REDMOND, Wash. — Sept. 28, 2011 — A specialized device can be a key differentiator for enterprises in industries such as retail, health or manufacturing, but the development and deployment of that device require significant time and resources. Enterprise decision-makers may think that an open-source operating system will save money. However, the real cost of a device goes beyond initial licensing to encompass time to market, customization, service and support during its lifetime, IP indemnification, and security features.
Security means more than protecting the operating system against unauthorized access and modification. Impenetrability is important, but security also encompasses the software stack, the user interface and the drivers for connected hardware. The process by which software and hardware components are updated and validated also is crucial. And reliability of the companies that provide all of a system’s components, while not technically a security element, is a vital consideration in creating a trustworthy device. A misstep in the product development process may ultimately lead to unexpected customer service problems, hamper the ability of employees to do their jobs, or expose critical parts of the enterprise’s IT system to unauthorized access.
Intelligent systems enable custom development to meet specialized enterprise needs.
Yannick Chammings, CEO of Adeneo Embedded, a Windows Embedded Gold Partner with offices in France and the U.S., works with clients to create custom devices for enterprise, retail, medical and consumer implementations. He urges device planners to think beyond the immediate process of development and launch.
“Generally customers think about the operating system working on the hardware, and about the high-level app implementing the features of the device,” Chammings says. “But they forget about system mechanisms like manufacturing tests or boot tests — underlying mechanisms that make the device reliable, robust, updateable. Things we discuss include your plan for updating the software, which can be really complex if you’re making updates manually on each device.”
Chammings says system upgrades were a security consideration in a client project for a medical device that had to pass regulatory review. Critical aspects of the device’s function, including the user interface and connectivity, depended on the operating system. The client realized that with a Linux-based device, upgrades to the OS would require analysis of a vast number of existing patches available from the development community, and an insufficiently secure patch could threaten the integrity of the device. By contrast, Windows Embedded offers a regular cadence of system updates that have been tested and verified. “With Windows Embedded delivered as a fully packaged system, it’s much easier to handle upgrades as needed without taking the risk of destabilizing the whole system,” Chammings says.

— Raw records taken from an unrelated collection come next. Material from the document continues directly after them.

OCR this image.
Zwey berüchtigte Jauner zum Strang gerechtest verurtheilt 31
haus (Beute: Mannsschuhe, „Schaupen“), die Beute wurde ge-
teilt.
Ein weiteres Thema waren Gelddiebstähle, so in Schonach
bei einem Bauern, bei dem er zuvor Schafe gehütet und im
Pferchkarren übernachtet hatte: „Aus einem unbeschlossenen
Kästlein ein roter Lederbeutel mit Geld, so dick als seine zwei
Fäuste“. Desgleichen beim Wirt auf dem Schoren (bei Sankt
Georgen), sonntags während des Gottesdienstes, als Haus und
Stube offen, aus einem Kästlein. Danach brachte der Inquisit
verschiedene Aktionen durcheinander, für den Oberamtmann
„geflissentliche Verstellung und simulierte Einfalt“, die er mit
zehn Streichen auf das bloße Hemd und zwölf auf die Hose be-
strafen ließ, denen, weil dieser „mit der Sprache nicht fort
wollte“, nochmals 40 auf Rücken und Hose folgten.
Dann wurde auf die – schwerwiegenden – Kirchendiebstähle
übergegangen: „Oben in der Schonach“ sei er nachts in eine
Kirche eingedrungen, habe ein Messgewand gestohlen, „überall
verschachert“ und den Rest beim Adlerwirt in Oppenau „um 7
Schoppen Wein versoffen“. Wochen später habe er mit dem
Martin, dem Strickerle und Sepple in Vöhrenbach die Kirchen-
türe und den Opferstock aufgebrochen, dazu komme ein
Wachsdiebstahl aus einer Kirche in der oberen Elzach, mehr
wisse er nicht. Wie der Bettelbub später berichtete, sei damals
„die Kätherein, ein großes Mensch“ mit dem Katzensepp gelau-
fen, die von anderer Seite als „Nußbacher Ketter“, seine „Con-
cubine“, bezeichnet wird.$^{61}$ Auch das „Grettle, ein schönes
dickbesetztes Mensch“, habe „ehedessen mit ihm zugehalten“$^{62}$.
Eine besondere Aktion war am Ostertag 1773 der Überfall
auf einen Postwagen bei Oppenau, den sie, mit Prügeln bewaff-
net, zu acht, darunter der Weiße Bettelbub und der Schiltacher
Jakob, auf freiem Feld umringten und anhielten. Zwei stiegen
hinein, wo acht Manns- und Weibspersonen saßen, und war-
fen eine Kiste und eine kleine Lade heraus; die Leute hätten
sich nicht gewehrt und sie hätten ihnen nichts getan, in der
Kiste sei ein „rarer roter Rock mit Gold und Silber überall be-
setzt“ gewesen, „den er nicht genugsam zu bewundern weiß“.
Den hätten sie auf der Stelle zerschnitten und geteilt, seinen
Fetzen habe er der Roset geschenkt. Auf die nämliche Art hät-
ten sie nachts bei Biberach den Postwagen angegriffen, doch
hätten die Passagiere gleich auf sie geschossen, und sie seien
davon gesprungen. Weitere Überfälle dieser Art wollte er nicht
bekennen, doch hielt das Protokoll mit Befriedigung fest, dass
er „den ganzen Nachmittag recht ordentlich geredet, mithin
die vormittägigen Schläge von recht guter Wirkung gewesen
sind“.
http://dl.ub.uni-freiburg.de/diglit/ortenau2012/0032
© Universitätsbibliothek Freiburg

A device is more than an operating system, of course; even a simple enterprise device must run applications and execute functions, and a sophisticated device may run multiple applications, interoperate across networks and receive data input. Windows Embedded enables developers to lock down the device platform so that only authorized applications or drivers can be installed or executed, thus limiting the ability of external input to compromise the function of the device or the integrity of its data. How an intelligent device integrates with an enterprise’s back-end system — for inventory tracking, order processing or accounting, for example — also raises security issues.
“Specialized devices today may often operate in open environments where potential hackers can gain access to enterprise infrastructure,” says Mark Pendergrast, Senior Product Manager for the Windows Embedded group, who recently commissioned a new Microsoft white paper that offers guidance to business and technical decision-makers. “Security at the device level, and with the device’s exposure to the enterprise systems, becomes an IT security concern.”
Such devices must incorporate not only operating system security but safeguards in the areas of software compatibility and integration, hardware robustness, and the system upgrade process. Decision-makers must consider all the points in the enterprise chain at which a system may be made vulnerable, whether through system connectivity or user decisions about how to manage access, to ensure the design and construction of a truly reliable device.
One key to ensuring that reliability is to work with an experienced device developer that has solid industry expertise and access to a wide ecosystem of partner support. A robust developer ecosystem can help ensure that enterprises can find the resources they need to develop new devices and add features to existing ones. The Windows Embedded developer ecosystem offers enterprises a variety of partners with substantial experience in specialized industry categories, helping to ensure that an intelligent device can be created in accord with any regulatory or industry standards. Developer certifications also ensure that partners meet objective standards for quality and competence.
“With open source you’re relying on freely available types of software, so you don’t necessarily have an accountable partner or company on a piece of software you’re using for original equipment manufacturing (OEM),” Chammings says. “With Windows Embedded, with clearly defined integration partners like Adeneo Embedded as part of the system, as an OEM you can have better confidence in the robustness and reliability of the solution — and with a well-regarded company available to help you.”
Business and technical decision-makers who are planning the development of specialized enterprise devices will find helpful guidance in the white paper “Specialized Devices in the Enterprise: Considerations for Deploying Embedded Devices.” The paper outlines a variety of questions that enterprises should address across the lifespan of a device, including technical and security issues and service requirements.